Although I appreciate the frameworks articulation of how the 5 key competencies of SEL connect with Mathematics teaching and learning, I believe we need to go a bit further and define how SEL connects with the Standards for Mathematical Practice and a Growth Mindset.
These are simple ideas, but together they can change the attitude and the culture in Mathematics class. For me, Social and Emotional Learning is about building confident and independent mathematical thinkers. Here are 5 things Math teachers can do to support Social and Emotional Learning in their classroom:
1. Be Jo Boaler
Jo Boaler's Mathematical Mindsets is a fantastic book, but moreover the connections she has made between Growth Mindset and Mathematics are fantastic confidence boosters for our students. Through research it has been proven that speed and ability are independent of each other, that all kids can learn math, and that making mistakes actually grows your brain. The first step toward improving attitudes and behaviors in Mathematics is letting our kids in on this secret:
Mathematics is not an exclusive club, all kids can learn math.
From here we can teach our kids to regulate their learning and develop patterns of behavior that support productive struggle and a positive relationship with their learning in Mathematics class.

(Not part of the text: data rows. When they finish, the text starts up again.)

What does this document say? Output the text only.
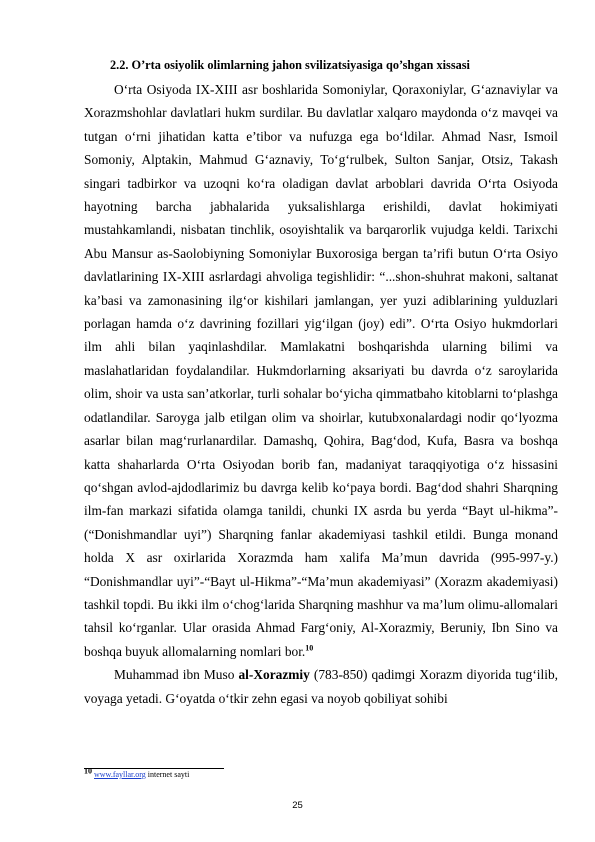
2.2. O’rta osiyolik olimlarning jahon svilizatsiyasiga qo’shgan xissasi

O‘rta Osiyoda IX-XIII asr boshlarida Somoniylar, Qoraxoniylar, G‘aznaviylar va Xorazmshohlar davlatlari hukm surdilar. Bu davlatlar xalqaro maydonda o‘z mavqei va tutgan o‘rni jihatidan katta e’tibor va nufuzga ega bo‘ldilar. Ahmad Nasr, Ismoil Somoniy, Alptakin, Mahmud G‘aznaviy, To‘g‘rulbek, Sulton Sanjar, Otsiz, Takash singari tadbirkor va uzoqni ko‘ra oladigan davlat arboblari davrida O‘rta Osiyoda hayotning barcha jabhalarida yuksalishlarga erishildi, davlat hokimiyati mustahkamlandi, nisbatan tinchlik, osoyishtalik va barqarorlik vujudga keldi. Tarixchi Abu Mansur as-Saolobiyning Somoniylar Buxorosiga bergan ta’rifi butun O‘rta Osiyo davlatlarining IX-XIII asrlardagi ahvoliga tegishlidir: “...shon-shuhrat makoni, saltanat ka’basi va zamonasining ilg‘or kishilari jamlangan, yer yuzi adiblarining yulduzlari porlagan hamda o‘z davrining fozillari yig‘ilgan (joy) edi”. O‘rta Osiyo hukmdorlari ilm ahli bilan yaqinlashdilar. Mamlakatni boshqarishda ularning bilimi va maslahatlaridan foydalandilar. Hukmdorlarning aksariyati bu davrda o‘z saroylarida olim, shoir va usta san’atkorlar, turli sohalar bo‘yicha qimmatbaho kitoblarni to‘plashga odatlandilar. Saroyga jalb etilgan olim va shoirlar, kutubxonalardagi nodir qo‘lyozma asarlar bilan mag‘rurlanardilar. Damashq, Qohira, Bag‘dod, Kufa, Basra va boshqa katta shaharlarda O‘rta Osiyodan borib fan, madaniyat taraqqiyotiga o‘z hissasini qo‘shgan avlod-ajdodlarimiz bu davrga kelib ko‘paya bordi. Bag‘dod shahri Sharqning ilm-fan markazi sifatida olamga tanildi, chunki IX asrda bu yerda “Bayt ul-hikma”-(“Donishmandlar uyi”) Sharqning fanlar akademiyasi tashkil etildi. Bunga monand holda X asr oxirlarida Xorazmda ham xalifa Ma’mun davrida (995-997-y.) “Donishmandlar uyi”-“Bayt ul-Hikma”-“Ma’mun akademiyasi” (Xorazm akademiyasi) tashkil topdi. Bu ikki ilm o‘chog‘larida Sharqning mashhur va ma’lum olimu-allomalari tahsil ko‘rganlar. Ular orasida Ahmad Farg‘oniy, Al-Xorazmiy, Beruniy, Ibn Sino va boshqa buyuk allomalarning nomlari bor.$^{10}$

Muhammad ibn Muso al-Xorazmiy (783-850) qadimgi Xorazm diyorida tug‘ilib, voyaga yetadi. G‘oyatda o‘tkir zehn egasi va noyob qobiliyat sohibi

$^{10}$ www.fayllar.org internet sayti
25
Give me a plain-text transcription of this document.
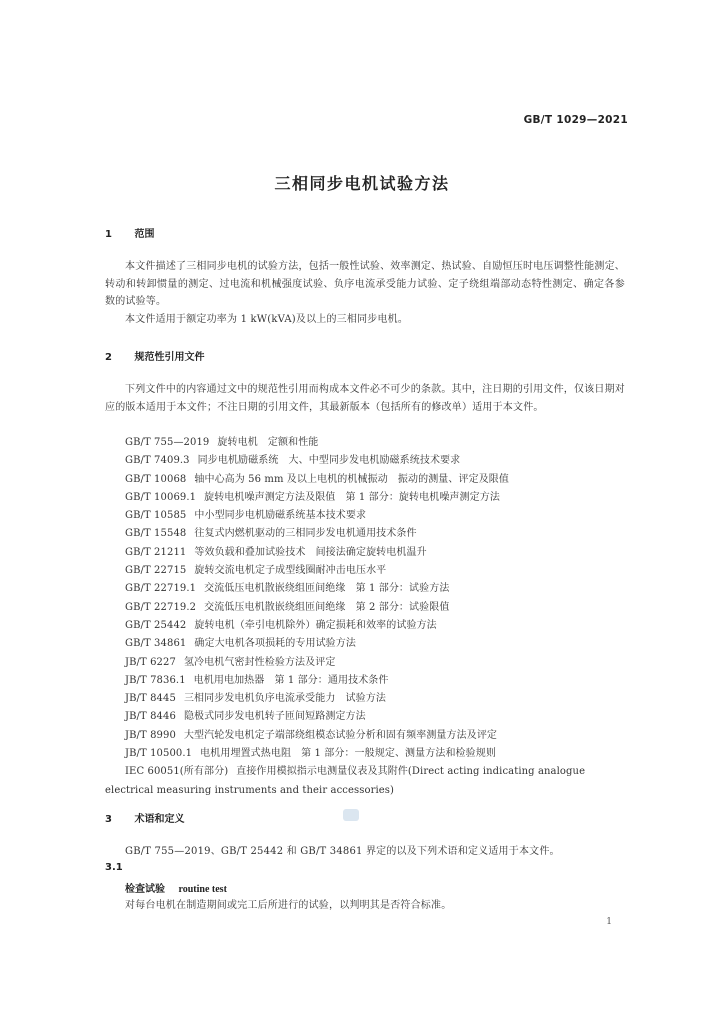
GB/T 1029—2021
三相同步电机试验方法
1 范围
本文件描述了三相同步电机的试验方法，包括一般性试验、效率测定、热试验、自励恒压时电压调整性能测定、转动和转卸惯量的测定、过电流和机械强度试验、负序电流承受能力试验、定子绕组端部动态特性测定、确定各参数的试验等。
本文件适用于额定功率为 1 kW(kVA)及以上的三相同步电机。
2 规范性引用文件
下列文件中的内容通过文中的规范性引用而构成本文件必不可少的条款。其中，注日期的引用文件，仅该日期对应的版本适用于本文件；不注日期的引用文件，其最新版本（包括所有的修改单）适用于本文件。
GB/T 755—2019 旋转电机　定额和性能
GB/T 7409.3 同步电机励磁系统　大、中型同步发电机励磁系统技术要求
GB/T 10068 轴中心高为 56 mm 及以上电机的机械振动　振动的测量、评定及限值
GB/T 10069.1 旋转电机噪声测定方法及限值　第 1 部分：旋转电机噪声测定方法
GB/T 10585 中小型同步电机励磁系统基本技术要求
GB/T 15548 往复式内燃机驱动的三相同步发电机通用技术条件
GB/T 21211 等效负载和叠加试验技术　间接法确定旋转电机温升
GB/T 22715 旋转交流电机定子成型线圈耐冲击电压水平
GB/T 22719.1 交流低压电机散嵌绕组匝间绝缘　第 1 部分：试验方法
GB/T 22719.2 交流低压电机散嵌绕组匝间绝缘　第 2 部分：试验限值
GB/T 25442 旋转电机（牵引电机除外）确定损耗和效率的试验方法
GB/T 34861 确定大电机各项损耗的专用试验方法
JB/T 6227 氢冷电机气密封性检验方法及评定
JB/T 7836.1 电机用电加热器　第 1 部分：通用技术条件
JB/T 8445 三相同步发电机负序电流承受能力　试验方法
JB/T 8446 隐极式同步发电机转子匝间短路测定方法
JB/T 8990 大型汽轮发电机定子端部绕组模态试验分析和固有频率测量方法及评定
JB/T 10500.1 电机用埋置式热电阻　第 1 部分：一般规定、测量方法和检验规则
IEC 60051(所有部分) 直接作用模拟指示电测量仪表及其附件(Direct acting indicating analogue
electrical measuring instruments and their accessories)
3 术语和定义
GB/T 755—2019、GB/T 25442 和 GB/T 34861 界定的以及下列术语和定义适用于本文件。
3.1
检查试验 routine test
对每台电机在制造期间或完工后所进行的试验，以判明其是否符合标准。
1
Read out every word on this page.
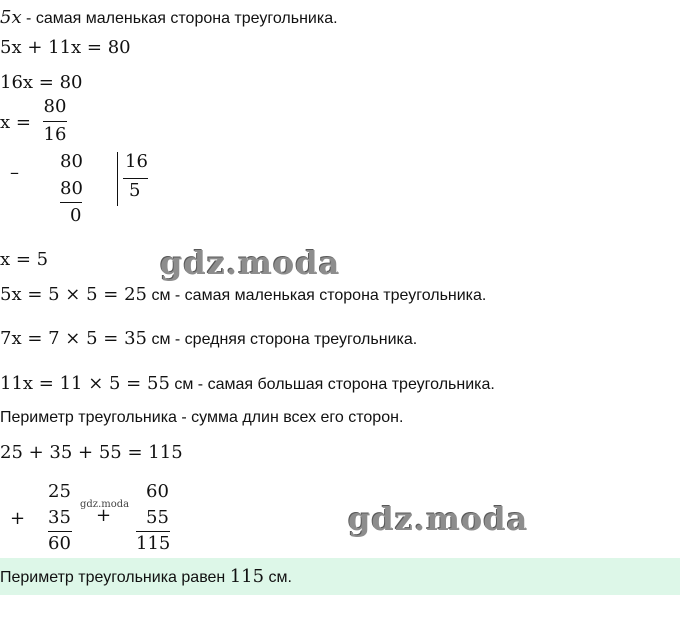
5x - самая маленькая сторона треугольника.
5x + 11x = 80
16x = 80
x =
80
16
–
80
80
0
16
5
x = 5	gdz.moda
5x = 5 × 5 = 25 см - самая маленькая сторона треугольника.
7x = 7 × 5 = 35 см - средняя сторона треугольника.
11x = 11 × 5 = 55 см - самая большая сторона треугольника.
Периметр треугольника - сумма длин всех его сторон.
25 + 35 + 55 = 115
+
25
35
60
gdz.moda
+
60
55
115
gdz.moda
Периметр треугольника равен 115 см.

2. Positive talk, positive thinking
I say this to my own kids often, but it applies in Mathematics class too. It's easy to get frustrated in Mathematics class, but encouraging positive communication and positive self-talk can help kids build their confidence and learn how to advocate for their learning, collaborate with their peers effectively, and have rich discussions in the classroom. I hear kids say they hate math, they were never good at math, and they're "not a math person." This kind of talk dismisses the student from deeper learning and is a self-fulfilling prophecy.
Having positive discussions in Mathematics class is critical to student mastery of concepts. In looking at the Standards for Mathematical Practice, we can encourage positive talk and positive thinking by creating learning opportunities that integrate the following:
SMP1: Make sense of problems and persevere in solving them.
SMP3: Construct viable arguments and critique the reasoning of others.
3. Embrace productive struggle
Create a classroom environment where struggling through a Mathematics problem is celebrated. Teachers have to set that tone at the start of the school year and let their students know that asking questions and struggling through a concept is encouraged. Small things like allowing students to contribute wrong answers or telling students that you're not sure of an answer to a particular problem makes it okay to be wrong and encourages students to participate. Give your students open ended problems that support modeling, encouraging discussion and giving you opportunities to check in with your class on their understanding.
Make thinking the focus of your classroom, not worksheets and formulas.
The SMPs that support productive struggle include:
SMP2: Reason Abstractly and Quantitatively
SMP4: Model with Mathematics
4. Create opportunities for inquiry
This really goes back to the productive struggle conversation, but the bigger idea behind inquiry is encouraging students to be independent thinkers in Mathematics. When you introduce inquiry into your classroom students are learning how to manage their time, regulate their learning, and assess their progress on a concept. Inquiry engages students and allows students to take ownership in their learning.
The SMPs that support Inquiry are:
SMP7: Look for and make use of Structure
SMP8: Look for and express regularity in repeated reasoning.
5. Blend learning; blend assessments, blend instruction, and blend activities.
Blended is best. When we give students the opportunity to demonstrate their learning in a variety of ways, assess students in a variety of ways, and integrate multiple methods of instruction, we provide every learner with the opportunity to be successful. When we blend learning, we create resilient students who are able to demonstrate their understanding AND learn in a variety of ways. When we blend learning, we show our kids that there is not just one way to do math and we build confidence. Math is it's own language and you cannot learn a language without being confident enough to try to speak it.